«Se non abbiamo l’umiltà di vedere la diversità tra i giornalisti e la macchina, il problema è dei giornalisti». La questione è tornare a fare qualcosa di assoluta qualità, perché l’informazione rischia di cadere nelle mani dei creator che, con l’aiuto dell’AI, usata come un «oracolo», prendono una mole di contenuti e tirano fuori le informazioni che fanno vendere di più.
Il rischio, come rileva Maternini, è di affidarsi a macchine come Chat Gpt, che si allenano leggendo milioni di testi, e non essere più capaci di fare a meno di loro.
Ma queste «non sono la risposta giusta perché non hanno un pensiero critico e una morale». Su questi risvolti si è mossa l’Unione europea («acqua tiepida il suo approccio») e anche l’Italia sta ragionando di soluzioni che hanno a che fare con logiche mondiali. «Riflessioni tanto affascinanti, quanto deboli», come emerge nella proposta di decreto-legge sia per il tema del diritto d’autore che della protezione dei minori dai contenuti nocivi.
Per Maternini o si segue la strada della Cina, che ha statalizzato tutto, controllando tutti gli algoritmi, o si prova a dare regole al sistema, lavorando sui codici tecnologici e sulla responsabilità di chi li crea, «tornando a educare la persona all’importanza etica del proprio lavoro». È quello che Paolo Benanti, il religioso messo a capo della Commissione intelligenza artificiale per l’informazione, ha definito “Algoretica”.

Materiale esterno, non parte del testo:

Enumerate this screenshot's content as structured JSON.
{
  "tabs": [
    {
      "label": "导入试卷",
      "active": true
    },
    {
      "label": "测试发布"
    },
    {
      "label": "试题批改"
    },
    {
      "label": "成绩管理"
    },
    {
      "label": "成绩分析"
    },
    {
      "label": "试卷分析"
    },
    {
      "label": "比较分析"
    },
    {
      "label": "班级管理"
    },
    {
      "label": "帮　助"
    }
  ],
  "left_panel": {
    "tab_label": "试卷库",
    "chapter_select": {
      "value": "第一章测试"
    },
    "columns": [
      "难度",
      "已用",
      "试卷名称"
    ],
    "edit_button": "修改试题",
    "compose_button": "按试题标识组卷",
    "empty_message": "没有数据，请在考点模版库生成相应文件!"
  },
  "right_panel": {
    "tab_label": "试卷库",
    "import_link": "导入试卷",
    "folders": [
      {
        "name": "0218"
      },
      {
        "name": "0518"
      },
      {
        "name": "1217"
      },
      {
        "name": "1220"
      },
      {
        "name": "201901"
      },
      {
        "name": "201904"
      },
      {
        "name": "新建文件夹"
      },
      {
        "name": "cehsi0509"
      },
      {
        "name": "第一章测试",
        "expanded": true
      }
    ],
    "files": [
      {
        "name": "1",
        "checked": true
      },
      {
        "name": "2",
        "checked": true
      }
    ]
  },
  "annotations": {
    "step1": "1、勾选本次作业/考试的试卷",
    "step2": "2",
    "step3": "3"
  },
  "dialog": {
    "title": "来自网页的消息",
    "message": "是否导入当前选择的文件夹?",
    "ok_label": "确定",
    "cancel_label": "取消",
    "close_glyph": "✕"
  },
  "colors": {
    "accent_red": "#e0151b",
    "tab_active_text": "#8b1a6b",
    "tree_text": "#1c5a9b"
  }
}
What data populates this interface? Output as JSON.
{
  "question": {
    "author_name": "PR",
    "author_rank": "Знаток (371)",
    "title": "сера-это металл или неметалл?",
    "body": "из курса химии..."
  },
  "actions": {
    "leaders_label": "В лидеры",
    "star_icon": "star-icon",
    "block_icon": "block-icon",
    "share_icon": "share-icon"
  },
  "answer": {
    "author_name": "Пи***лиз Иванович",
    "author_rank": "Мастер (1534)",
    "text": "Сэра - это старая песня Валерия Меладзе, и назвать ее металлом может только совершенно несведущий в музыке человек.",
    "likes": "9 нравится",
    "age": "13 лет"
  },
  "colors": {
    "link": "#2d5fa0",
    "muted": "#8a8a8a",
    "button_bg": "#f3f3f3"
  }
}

Per Rancilio significa soprattutto evitare le scorciatoie che cercano di sostituire i giornalisti con l’intelligenza artificiale, di cui potrebbe approfittare qualche editore.
«Avremo sempre più bisogno di giornalismo» conclude, capace di valorizzare, oltre che le carte deontologiche, anche il valore dell’onestà professionale.